Sunday, April 13, 2014

I had my first real nightmare in forever last night. I dream a lot of stressful dreams, disconcerting dreams, ominous dreams. but rarely actual too-scared-to-move nightmares. And now, um. Tonight? I don't know. Sleep.


So tonight I think maybe just looking at pictures of Ser Duncan the Tall.

 
 

Thursday, April 10, 2014

indulgence in "anarchy" pink



So, I like to camp. I like to fish. I don't mind gutting fish. I like to fight, and wear armor, and play in the dirt, and scrap, and wrestle, and grill. But every now and then, a girl just wants to post a selfie wherein her lipstick and cleavage look really good. So here you have it.

Saturday, April 5, 2014

you went in and put a record on to make it sound like someone was home

I feel light and ghosty.
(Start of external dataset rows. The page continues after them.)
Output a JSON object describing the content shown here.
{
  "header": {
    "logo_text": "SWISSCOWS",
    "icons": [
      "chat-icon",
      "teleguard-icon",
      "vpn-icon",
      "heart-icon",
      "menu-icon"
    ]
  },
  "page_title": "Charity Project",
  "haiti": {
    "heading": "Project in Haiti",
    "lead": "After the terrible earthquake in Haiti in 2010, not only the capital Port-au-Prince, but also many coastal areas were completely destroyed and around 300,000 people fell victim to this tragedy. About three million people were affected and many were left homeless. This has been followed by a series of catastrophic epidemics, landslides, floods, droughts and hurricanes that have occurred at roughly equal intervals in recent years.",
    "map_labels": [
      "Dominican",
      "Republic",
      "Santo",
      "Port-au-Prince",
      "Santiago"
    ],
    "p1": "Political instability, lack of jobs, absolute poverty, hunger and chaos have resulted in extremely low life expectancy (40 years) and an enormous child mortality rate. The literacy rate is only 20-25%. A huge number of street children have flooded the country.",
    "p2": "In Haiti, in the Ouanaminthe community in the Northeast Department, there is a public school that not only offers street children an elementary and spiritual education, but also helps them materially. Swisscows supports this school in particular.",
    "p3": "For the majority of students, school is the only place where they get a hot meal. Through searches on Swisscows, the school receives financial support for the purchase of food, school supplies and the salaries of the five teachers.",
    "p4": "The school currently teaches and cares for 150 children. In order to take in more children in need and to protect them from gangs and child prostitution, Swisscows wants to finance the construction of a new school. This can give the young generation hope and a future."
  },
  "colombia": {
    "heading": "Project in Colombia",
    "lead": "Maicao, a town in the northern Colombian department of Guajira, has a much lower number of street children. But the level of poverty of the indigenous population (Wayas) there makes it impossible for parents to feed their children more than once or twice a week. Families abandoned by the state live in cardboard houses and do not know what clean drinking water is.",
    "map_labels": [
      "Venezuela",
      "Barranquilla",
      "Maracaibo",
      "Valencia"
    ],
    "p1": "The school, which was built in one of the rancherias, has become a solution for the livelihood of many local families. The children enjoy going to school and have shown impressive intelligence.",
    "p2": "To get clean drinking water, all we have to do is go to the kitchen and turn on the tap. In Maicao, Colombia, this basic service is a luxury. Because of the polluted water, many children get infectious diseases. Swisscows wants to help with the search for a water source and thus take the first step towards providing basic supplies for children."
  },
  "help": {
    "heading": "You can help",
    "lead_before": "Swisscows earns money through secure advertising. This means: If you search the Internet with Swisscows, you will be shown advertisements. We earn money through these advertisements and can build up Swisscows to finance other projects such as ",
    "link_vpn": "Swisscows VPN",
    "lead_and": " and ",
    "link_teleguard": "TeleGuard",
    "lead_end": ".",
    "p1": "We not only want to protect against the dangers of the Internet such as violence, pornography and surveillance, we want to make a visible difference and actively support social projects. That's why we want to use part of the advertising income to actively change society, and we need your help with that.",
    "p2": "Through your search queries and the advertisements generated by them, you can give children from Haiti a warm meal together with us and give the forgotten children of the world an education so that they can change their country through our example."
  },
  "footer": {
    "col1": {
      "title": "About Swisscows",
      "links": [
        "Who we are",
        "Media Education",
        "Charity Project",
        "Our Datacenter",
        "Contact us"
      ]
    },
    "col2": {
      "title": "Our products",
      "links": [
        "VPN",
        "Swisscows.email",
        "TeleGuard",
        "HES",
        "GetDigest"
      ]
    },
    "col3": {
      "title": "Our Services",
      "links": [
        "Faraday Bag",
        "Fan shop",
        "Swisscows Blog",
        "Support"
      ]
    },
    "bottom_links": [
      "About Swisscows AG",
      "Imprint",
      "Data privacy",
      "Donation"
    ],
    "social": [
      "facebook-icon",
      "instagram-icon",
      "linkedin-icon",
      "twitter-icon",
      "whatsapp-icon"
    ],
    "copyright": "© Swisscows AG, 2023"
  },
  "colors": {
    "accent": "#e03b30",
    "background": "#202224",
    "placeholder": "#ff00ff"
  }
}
When left to my own devices, I'm very productive. The house has never been cleaner. But I'm also a bit hopeless at some things--for instance: I forgot to feed myself, and have now gotten not one but two different types of chemical cleaner in my eyes.

So here's some picspam.

Before


After


Goldfinch at the feeder this afternoon, and the washing hung to dry.



Wednesday, April 2, 2014


"A falling star brings luck to him who sees it, Dunk thought. But the rest of them are all in their pavilions by now, staring up at silk instead of sky. So the luck is mine alone."

Tuesday, April 1, 2014

Little things

Tonight smelled so good. I ranged around the neighborhood and arranged my firewood and got very dirty in the garden.